This recipe comes from my mom. I love it! She probably hasn't made it in awhile, but it is one of my favorite vegetable dishes. With the potatoes, it easily works as a main dish. The secret is to make sure you don't overcook your vegetables. You want them nice and tender crisp (like a stir-fry)! For presentation appearance...cut your vegetables at a strong angle as in the picture above.
Serves 4 as a main dish or 6 for side dish:3 medium red potatoes
1/2 bunch thin asparagus
3 carrots
1 medium zucchini (or yellow squash)
1 chicken-flavor bouillon cube
1 TBS butter
1/2 c. water
2 tsp Dijon mustard
1/2 tsp thyme leaves
salt to taste
-In 12" non-stick skillet, heat diced potatoes and 2 TBS olive oil and 1/4 tsp salt. Cover and bake at med-high for 15 minutes (or until tender) lifting lid to flip potatoes 1-2 times for even browning. Set cooked potatoes aside in bowl.

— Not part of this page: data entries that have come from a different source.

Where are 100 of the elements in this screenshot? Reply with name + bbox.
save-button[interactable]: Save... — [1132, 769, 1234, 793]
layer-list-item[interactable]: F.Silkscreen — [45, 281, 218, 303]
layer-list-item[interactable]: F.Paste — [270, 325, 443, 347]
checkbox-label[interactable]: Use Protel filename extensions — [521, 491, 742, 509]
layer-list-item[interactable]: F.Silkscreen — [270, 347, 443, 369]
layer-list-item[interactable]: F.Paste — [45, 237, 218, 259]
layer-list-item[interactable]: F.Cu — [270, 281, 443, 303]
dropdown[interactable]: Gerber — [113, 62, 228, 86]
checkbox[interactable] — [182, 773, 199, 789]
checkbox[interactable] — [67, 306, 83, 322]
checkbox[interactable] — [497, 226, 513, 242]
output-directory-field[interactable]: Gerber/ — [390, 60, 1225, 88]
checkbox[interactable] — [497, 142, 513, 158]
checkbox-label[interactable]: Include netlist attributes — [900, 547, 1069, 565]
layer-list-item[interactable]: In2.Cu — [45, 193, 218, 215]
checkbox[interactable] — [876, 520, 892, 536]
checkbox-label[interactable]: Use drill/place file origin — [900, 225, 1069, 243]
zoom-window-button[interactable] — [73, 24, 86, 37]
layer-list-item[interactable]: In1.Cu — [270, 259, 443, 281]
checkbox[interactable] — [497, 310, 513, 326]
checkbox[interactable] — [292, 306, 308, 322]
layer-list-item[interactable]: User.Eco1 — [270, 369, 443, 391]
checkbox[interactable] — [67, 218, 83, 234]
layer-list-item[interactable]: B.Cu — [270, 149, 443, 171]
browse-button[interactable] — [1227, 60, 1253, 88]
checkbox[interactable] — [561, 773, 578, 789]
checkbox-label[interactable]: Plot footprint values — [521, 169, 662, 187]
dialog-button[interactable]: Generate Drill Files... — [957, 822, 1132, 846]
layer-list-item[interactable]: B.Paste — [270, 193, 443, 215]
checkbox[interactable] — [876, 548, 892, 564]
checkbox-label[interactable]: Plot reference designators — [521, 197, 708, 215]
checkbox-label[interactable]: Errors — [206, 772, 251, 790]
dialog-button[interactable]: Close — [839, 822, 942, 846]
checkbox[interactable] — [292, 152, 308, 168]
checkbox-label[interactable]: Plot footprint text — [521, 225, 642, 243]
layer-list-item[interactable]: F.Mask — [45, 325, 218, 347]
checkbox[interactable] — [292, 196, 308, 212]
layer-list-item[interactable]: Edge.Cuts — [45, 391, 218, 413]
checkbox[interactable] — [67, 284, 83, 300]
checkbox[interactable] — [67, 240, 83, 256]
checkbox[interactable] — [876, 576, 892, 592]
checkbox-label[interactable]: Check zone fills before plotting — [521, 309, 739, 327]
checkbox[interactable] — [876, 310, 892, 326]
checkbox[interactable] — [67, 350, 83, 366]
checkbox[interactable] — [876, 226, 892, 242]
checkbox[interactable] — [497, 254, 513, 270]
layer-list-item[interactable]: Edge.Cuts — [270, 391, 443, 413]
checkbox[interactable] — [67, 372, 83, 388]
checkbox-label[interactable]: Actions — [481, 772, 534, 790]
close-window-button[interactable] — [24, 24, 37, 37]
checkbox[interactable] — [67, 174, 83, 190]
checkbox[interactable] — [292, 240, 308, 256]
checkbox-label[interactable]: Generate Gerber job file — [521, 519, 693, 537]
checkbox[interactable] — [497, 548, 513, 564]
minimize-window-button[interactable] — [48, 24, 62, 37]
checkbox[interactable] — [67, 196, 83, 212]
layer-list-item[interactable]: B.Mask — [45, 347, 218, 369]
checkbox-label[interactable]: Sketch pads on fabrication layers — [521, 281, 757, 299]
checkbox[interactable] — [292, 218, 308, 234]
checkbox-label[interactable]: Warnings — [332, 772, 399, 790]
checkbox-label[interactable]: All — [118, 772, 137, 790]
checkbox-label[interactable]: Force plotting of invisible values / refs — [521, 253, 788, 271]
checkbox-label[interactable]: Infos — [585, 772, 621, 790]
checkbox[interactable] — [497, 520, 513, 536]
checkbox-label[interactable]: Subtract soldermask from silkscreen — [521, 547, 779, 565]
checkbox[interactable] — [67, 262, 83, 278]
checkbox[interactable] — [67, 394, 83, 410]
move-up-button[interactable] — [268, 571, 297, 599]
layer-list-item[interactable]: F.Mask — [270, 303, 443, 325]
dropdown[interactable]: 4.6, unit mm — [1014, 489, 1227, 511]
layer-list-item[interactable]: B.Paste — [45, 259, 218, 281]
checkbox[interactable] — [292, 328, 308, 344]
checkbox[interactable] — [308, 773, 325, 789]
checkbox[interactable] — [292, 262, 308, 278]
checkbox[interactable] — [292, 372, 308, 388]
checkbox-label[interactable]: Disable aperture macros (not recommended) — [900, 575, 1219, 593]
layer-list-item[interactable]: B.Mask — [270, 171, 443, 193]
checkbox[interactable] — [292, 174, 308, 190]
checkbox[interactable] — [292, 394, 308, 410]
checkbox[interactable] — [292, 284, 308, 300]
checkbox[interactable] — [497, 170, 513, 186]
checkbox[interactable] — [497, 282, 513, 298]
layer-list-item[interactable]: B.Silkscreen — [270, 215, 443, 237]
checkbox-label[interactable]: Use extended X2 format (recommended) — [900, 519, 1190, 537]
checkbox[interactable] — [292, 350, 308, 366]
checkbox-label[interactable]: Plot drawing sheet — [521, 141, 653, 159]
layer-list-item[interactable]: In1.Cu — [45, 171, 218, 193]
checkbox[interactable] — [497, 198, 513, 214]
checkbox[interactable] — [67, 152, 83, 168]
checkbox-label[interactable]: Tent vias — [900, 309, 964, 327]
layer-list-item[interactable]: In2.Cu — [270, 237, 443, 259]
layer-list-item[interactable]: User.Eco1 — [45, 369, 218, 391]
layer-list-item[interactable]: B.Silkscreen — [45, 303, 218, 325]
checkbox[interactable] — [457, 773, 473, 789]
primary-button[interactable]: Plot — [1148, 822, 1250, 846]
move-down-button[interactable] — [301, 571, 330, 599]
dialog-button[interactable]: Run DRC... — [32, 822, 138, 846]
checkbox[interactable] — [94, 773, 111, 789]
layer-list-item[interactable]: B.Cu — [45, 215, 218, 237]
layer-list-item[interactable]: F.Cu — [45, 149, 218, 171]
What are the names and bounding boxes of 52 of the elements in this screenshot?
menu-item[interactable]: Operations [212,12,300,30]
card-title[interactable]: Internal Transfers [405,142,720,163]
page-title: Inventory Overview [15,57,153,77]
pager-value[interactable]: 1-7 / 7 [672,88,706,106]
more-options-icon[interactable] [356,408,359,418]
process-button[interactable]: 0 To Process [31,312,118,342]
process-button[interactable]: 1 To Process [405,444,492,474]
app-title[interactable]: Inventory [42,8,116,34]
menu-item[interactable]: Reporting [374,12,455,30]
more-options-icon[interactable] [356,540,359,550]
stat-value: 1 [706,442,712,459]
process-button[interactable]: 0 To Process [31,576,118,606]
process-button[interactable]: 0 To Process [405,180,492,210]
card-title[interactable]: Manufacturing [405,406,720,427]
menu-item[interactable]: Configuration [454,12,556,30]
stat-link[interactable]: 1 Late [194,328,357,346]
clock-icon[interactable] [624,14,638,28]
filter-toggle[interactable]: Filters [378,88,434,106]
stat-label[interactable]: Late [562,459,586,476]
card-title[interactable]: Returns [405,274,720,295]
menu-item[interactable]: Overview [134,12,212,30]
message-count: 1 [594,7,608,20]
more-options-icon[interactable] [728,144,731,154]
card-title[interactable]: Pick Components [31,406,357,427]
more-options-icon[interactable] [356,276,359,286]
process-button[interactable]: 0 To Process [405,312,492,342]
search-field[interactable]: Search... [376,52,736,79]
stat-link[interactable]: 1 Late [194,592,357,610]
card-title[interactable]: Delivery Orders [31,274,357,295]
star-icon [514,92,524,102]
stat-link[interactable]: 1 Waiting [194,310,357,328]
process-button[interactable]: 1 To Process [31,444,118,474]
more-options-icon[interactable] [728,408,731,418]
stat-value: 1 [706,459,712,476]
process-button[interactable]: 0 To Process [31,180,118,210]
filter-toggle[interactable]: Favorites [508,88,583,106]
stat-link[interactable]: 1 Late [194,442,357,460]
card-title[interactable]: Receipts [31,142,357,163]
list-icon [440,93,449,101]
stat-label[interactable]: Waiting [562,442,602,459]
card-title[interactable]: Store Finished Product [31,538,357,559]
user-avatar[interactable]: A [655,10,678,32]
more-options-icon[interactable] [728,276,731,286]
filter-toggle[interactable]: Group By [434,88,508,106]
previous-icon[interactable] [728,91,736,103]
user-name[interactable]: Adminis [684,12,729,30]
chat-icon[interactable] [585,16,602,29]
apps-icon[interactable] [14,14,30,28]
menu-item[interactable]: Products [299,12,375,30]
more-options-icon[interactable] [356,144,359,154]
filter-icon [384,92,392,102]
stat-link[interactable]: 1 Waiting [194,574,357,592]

-In same 12" pan skillet add carrots, bouillon, water, butter, and thyme. Cook 3 minutes.
-Add sliced asparagus to carrots and cook and additional 2 minutes.
-Add sliced zucchini and cook 1 more minute (adding a bit more water if necessary).
-Transfer cooked vegetables to serving platter. Arrange browned potatoes and serve.